Decía Joaquín Sabina en su canción Peces de ciudad, que recuerdo magníficamente interpretada en la voz de Ana Belén, "al lugar donde has sido feliz no debieras tratar de volver". No comparto ese aserto y seguro que tampoco lo compartiría Jorge Luis Borges, que volvió a Ginebra para vivir, morir y descansar allí para siempre, proclamando que de todas las ciudades del mundo, de todas las patrias íntimas que un hombre busca merecer en el curso de sus viajes, Ginebra le parecía "la más propicia a la felicidad". Así quedó esculpido en la placa que existe en el número 28 de la Grand' Rue de la ciudad suiza, donde residió.
Sí, pienso que si uno fue feliz o se sintió acogido en un sitio, ha de tener la oportunidad de regresar para renovar y prolongar esa sensación de placidez y buenas vibraciones que un día experimentara, ignorando las supersticiosas maledicencias de quienes afirman que "segundas partes nunca fueron buenas" y que cualquier tiempo pasado siempre fue mejor. Es cierto que no todas las situaciones son iguales, que la conjunción de los astros y el flujo de las mareas llegan a condicionar las circunstancias en que se desarrollan los acontecimientos de la vida, pero también que asumir riesgos libera endorfinas y alimenta la inspiración de quien hace de la escritura su modus vivendi.
A estas alturas se preguntarán ¿a qué viene toda esta declaración de intenciones? Pues bien, la respuesta es sencilla. En estos días se está celebrando en Bogotá (Colombia), una nueva edición de la Feria Internacional del Libro (FILBo 2025), en la que España es el país invitado de honor. Y las fechas vienen a coincidir con las del año pasado, cuando uno estuvo allí durante casi dos semanas, rompiendo el cascarón de la cotidianidad y la rutina para descubrir la generosidad y el calor de tanta gente que, ahora, doce meses después, todavía mantienen un grandísimo apego hacia mi persona, suscitándose, de una a otra orilla del océano que nos separa, una saudade que es mutua y que no ha hecho más que incrementarse a lo largo de estas jornadas. Los recursos de que ahora disponemos, las comunicaciones telemáticas, redes sociales, transmisión de imágenes y palabras, se conciertan en estos casos para ofrecer una perspectiva ambivalente que es, de un lado, propiciadora del recuerdo, capaz de abolir, por unos instantes, la ceguera de la ausencia, pero de otro lado, lábil placebo que no puede reemplazar la calidez del encuentro, del abrazo y la palabra compartida.
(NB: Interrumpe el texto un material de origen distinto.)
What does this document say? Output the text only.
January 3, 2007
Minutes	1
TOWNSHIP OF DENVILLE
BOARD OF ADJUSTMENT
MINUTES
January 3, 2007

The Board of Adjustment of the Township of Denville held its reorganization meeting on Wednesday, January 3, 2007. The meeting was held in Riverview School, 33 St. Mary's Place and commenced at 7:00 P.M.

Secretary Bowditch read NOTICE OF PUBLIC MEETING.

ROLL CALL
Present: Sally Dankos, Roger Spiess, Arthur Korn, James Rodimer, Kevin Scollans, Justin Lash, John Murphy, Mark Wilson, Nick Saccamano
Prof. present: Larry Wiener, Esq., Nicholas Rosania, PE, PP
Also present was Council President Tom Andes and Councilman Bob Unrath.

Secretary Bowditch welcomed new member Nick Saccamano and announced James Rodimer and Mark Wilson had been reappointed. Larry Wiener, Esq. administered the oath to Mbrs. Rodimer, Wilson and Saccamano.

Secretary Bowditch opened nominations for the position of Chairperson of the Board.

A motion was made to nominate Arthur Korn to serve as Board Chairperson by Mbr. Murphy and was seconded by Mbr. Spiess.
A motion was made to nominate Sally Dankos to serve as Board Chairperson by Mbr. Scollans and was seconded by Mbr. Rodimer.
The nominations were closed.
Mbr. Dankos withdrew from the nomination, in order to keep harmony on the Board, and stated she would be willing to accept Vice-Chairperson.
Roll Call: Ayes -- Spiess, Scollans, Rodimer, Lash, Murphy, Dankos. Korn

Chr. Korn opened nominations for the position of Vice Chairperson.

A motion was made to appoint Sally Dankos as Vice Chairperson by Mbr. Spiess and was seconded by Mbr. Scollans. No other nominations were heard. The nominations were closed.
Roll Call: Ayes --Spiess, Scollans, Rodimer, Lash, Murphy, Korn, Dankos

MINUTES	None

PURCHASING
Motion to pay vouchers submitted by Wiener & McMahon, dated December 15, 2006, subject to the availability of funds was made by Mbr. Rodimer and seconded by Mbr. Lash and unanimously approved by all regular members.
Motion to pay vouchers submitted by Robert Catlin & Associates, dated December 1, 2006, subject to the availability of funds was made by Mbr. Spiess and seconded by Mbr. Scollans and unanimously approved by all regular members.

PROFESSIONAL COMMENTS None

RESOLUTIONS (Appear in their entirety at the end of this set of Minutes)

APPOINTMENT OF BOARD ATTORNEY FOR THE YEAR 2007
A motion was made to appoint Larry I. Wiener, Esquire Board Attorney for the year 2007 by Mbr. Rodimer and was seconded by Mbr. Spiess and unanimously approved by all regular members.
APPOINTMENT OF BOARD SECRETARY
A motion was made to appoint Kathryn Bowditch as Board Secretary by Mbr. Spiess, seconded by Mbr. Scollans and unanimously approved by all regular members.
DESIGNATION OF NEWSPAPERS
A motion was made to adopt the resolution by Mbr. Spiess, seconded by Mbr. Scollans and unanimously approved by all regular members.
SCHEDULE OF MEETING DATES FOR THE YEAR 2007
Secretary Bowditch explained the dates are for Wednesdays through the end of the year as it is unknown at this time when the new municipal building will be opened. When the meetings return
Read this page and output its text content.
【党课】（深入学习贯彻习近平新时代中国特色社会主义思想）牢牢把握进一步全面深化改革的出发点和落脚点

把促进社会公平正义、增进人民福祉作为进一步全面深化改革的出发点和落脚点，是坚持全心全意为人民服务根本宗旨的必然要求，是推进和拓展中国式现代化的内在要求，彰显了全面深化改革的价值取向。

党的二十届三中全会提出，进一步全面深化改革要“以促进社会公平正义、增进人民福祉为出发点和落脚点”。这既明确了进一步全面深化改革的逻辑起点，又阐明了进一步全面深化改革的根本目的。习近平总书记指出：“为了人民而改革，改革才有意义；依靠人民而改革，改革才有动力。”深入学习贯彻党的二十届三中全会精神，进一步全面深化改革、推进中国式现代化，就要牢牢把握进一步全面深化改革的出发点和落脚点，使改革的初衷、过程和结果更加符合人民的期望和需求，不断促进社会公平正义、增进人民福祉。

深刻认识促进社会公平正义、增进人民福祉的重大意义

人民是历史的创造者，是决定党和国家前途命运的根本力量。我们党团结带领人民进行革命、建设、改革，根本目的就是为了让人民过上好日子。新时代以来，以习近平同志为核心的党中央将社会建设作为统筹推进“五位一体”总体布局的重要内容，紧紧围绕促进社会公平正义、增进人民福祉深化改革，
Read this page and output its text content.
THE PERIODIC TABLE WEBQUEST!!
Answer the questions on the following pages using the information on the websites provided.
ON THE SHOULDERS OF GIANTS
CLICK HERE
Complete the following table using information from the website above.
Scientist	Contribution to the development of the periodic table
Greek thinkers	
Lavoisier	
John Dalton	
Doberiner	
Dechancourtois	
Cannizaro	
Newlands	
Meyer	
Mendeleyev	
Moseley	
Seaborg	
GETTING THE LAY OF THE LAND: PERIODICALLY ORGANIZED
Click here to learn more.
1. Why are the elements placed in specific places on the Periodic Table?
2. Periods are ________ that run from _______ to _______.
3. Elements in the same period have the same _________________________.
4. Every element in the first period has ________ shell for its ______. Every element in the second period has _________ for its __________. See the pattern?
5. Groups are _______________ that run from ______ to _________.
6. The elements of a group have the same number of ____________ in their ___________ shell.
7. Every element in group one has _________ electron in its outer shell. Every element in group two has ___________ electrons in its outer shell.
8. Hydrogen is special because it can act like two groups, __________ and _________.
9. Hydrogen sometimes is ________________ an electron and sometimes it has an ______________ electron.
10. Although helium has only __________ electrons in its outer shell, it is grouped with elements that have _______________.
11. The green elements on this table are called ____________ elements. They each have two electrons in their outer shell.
¿Seguirá siendo la climatología tan caprichosa en aquellas altas tierras bogotanas?, desde donde uno amaestra su mirada para contemplar las dos caras de una realidad que se antoja paradójicamente antagónica, la de la urbe sin fin y la de la naturaleza que es antesala de ese mundo sin domesticar que se anuncia más allá de los cerros. La lluvia intermitente que ahora se precipita sobre mi ciudad pretende acaso ofrecerme un consuelo, buscando esa atmósfera proclive a dar rienda suelta a la memoria, trayendo de regreso aquellas sensaciones de ayer, cuando paseábamos por La Candelaria o hacíamos nuestros los versos de todos y de todas en ese escaparate universal que es FILBo, con sus pabellones repletos de cultura, con sus miríadas de gente en continuo tránsito, con sus aromas a arepas y ajiaco...
No, no he olvidado nada ni a nadie. Incluso me parece que al escribir me llega el olor de un café tinto, ese que seguro todos aquellos amigos están en este momento degustando, con el permiso de la diferencia horaria. Sí, tendré que volver. A ese lugar donde se fue feliz.